Probability that all of some k colors of balls are contained in k/2 buckets I'd appreciate some help on the below problem.
Let's say you have $d$ each of $n$ colors of otherwise identical balls, and $m$ buckets. You cannot put more than one ball of the same color in any single bucket. All of the balls are distributed randomly and $\frac{1}{2}n<m<n$.
What's the probability that some set of $k$ colors are contained wholly in fewer than $k/2$ buckets, for any $k\in\mathbb{Z}^{+}$?
A nontrivial upper bound would be acceptable.
Thank you!
Edit: Just to clarify, $k$ isn't fixed. I'm asking about the probability that there is a $k$ such that the above condition is satisfied.
 A: To begin, let’s calculate the probability for a fixed $k$.
Since we have $k$ colors, we know we have our $k*d$ balls in (at most) $k/2$ bins. Let’s fix the $k$ colors and $k/2$ bins we’re considering, and handle combinations later.

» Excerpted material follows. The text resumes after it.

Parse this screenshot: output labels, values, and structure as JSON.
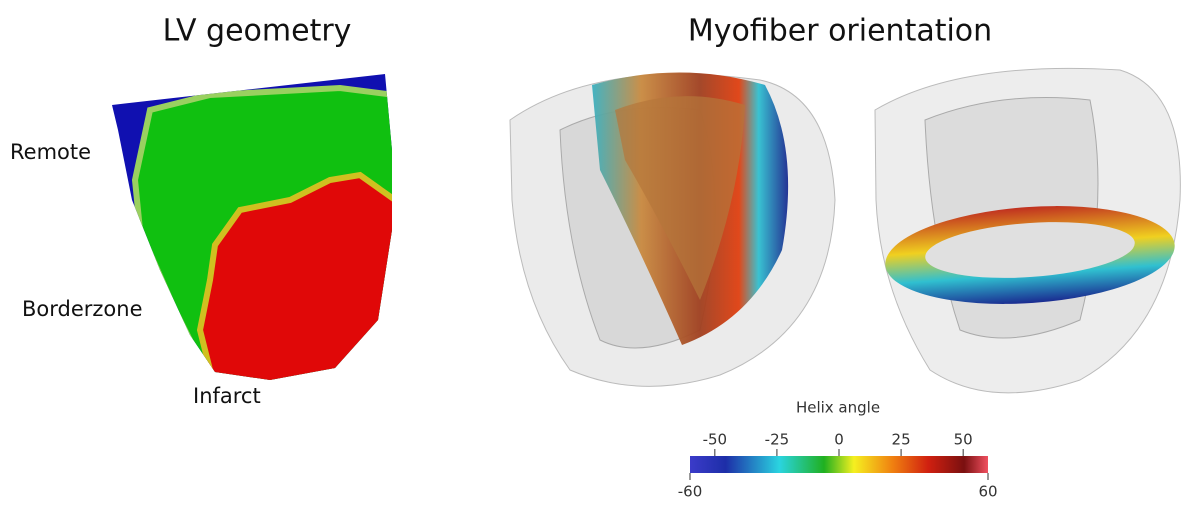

For each color, the probability that all $d$ balls are in these fixed $k/2$ bins is
$$\frac{k/2}{m}*\frac{k/2-1}{m-1} * \dots * \frac{k/2-d+1}{m-d+1} $$
$$=\frac{(k/2)!/(k/2-d)!}{m!/(m-d)!}$$
Which we know since the $i$th ball to be placed has $m-(i-1)$ bins that it can be placed in total, and $(k/2)-(i-1)$ of those are in our set of $k/2$ and don’t already have a ball.
Since there are $k$ colors, and they’re independent, the probability that all colors are like this is simply
$$P(\text{fixed k colors in fixed k/2 bins}) = (\frac{(k/2)!/(k/2-d)!}{m!/(m-d)!})^k$$
Now, since we can have this happen for any $k$ colors (out of $n$ many) and any $k-2$ bins (out of $m$ many), we simply multiply by the number of combinations to get:
$$P(\text{any k colors in any k/2 bins}) = \binom{n}{k} * \binom{m}{k/2} * (\frac{(k/2)!/(k/2-d)!}{m!/(m-d)!})^k$$
Now, if this probability was independent for each unique $k$, we could sum these probabilities to get the probability that this is true for any $k$. However, I’m not convinced they are independent, and don’t know how to prove they are even if I did, so instead we can just take the sum of the possibilities as an upper bound:
$$P(\text{any such } k) \leq $$
$$\sum_{k=2d}^{n} \binom{n}{k} * \binom{m}{k/2} * (\frac{(k/2)!/(k/2-d)!}{m!/(m-d)!})^k$$
Also, I will note that this doesn’t handle rounding issues related to $k$ being odd, nor the strict inequality, as I thought it would over-clutter the equations. You can throw a floor function around $k/2$ for odd $k$ and a $k/2-1$ for even k if that distinction is important.
This is my first time posting, so apologies for any formatting errors or general mistakes!